Token efficiency: count tokens under popular agentic tokenizers and model the four cost terms an agent pays per task.

An agent’s total cost is not just the characters it types. It is: standing_context (the schema/cheatsheet it must carry to use the program, re-sent each turn) + input (the program it writes) + output (what it reads back) + retries (re-dos from ambiguity/failure). A representation that golfs input while inflating standing_context can be a net loss — so this module counts all four and amortizes over a session.

Structs§

AgentCost
The four token-cost terms an agent pays per task. All in tokens.
CacheReport
How much a representation benefits from API prompt-caching: the per-turn prompt splits into a stable, cacheable prefix and a variable remainder. With caching the prefix is paid once at write price and thereafter at the cheap read price — so a representation with a large stable prefix is far cheaper per session.
Comparison
The result of comparing two programs (e.g. two encodings of the same task).
Program
A program representation to evaluate for token efficiency.
ScalingReport
How a program’s output token cost grows with result size — the curve that matters at agent scale, not a single-size sample. Fit from samples at several sizes: a marginal per_item cost (slope) and a fixed_overhead (intercept).

Enums§

Model
A popular agentic AI system, identified by its tokenizer family.

Constants§

CACHE_READ_MULT
Default prompt-cache pricing multiplier for a cache read: 0.1× the base price.
CACHE_WRITE_MULT
Default prompt-cache pricing multiplier for writing the cache (Anthropic-style): 1.25× the base token price.

Functions§

assess_cache
Model prompt-cache savings for a prefix/variable token split over turns, using the default CACHE_WRITE_MULT/CACHE_READ_MULT multipliers.
assess_scaling
Measure output-token scaling: render the program’s output at each of sizes items, count tokens with count, and fit a line. produce(n) returns the representative output for n result items.
cacheable_prefix_tokens
Tokens in the longest common character prefix shared by every prompt in prompts — an approximation of the cache-eligible region across turns, counted with count.
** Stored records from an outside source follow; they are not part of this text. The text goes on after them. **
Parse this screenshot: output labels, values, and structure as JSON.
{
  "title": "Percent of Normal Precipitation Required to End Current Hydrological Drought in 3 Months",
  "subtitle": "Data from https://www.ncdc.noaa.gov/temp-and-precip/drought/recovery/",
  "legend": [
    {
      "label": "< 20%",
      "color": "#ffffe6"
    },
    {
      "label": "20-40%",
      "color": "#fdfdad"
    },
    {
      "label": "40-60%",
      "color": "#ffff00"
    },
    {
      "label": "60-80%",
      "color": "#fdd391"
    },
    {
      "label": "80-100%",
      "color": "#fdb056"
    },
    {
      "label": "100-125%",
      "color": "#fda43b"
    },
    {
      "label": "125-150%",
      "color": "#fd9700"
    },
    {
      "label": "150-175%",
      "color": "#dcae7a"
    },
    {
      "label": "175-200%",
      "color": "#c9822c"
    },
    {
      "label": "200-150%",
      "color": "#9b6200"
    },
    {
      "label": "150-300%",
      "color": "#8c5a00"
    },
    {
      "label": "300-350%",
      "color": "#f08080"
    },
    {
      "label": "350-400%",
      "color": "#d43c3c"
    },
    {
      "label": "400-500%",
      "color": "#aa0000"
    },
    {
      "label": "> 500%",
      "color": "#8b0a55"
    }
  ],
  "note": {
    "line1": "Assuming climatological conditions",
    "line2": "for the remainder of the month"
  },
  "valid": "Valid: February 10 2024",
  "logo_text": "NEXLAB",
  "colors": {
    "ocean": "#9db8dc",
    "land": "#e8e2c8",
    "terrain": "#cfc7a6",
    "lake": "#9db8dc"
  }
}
Empty input or no shared prefix → 0.
compare
Compare two programs under model, amortized over turns.
evaluate
Evaluate one program’s cost terms under model.
evaluate_all
Evaluate a program across every supported model.
evaluate_with
Evaluate a program with a custom token counter — any Fn(&str) -> usize, such as a host application’s exact tokenizer or a model not in Model. This lets the crate’s cost model work with any tokenizer, not just the built-in set.
heuristic_tokens
A labeled, deterministic token heuristic that tracks real BPE counts within ~10–20% for code-like text. Used when a real BPE isn’t available (no real-tokens feature, or Claude). Rules: each run of letters/digits is one token; an underscore separates snake_case subwords (each its own ~token, as real tokenizers usually split, e.g. file_read ≈ 2) but is not itself counted; every other non-whitespace punctuation/symbol char counts ~1.
rank
Rank N programs by their amortized session cost under model (cheapest first). Returns (index_into_programs, total_tokens) pairs sorted ascending by total — the N-way generalization of compare. Ties keep input order (stable sort).
rank_with
Like rank, but with a custom token counter (see evaluate_with). Returns (index, total_tokens) pairs sorted cheapest-first; ties keep input order.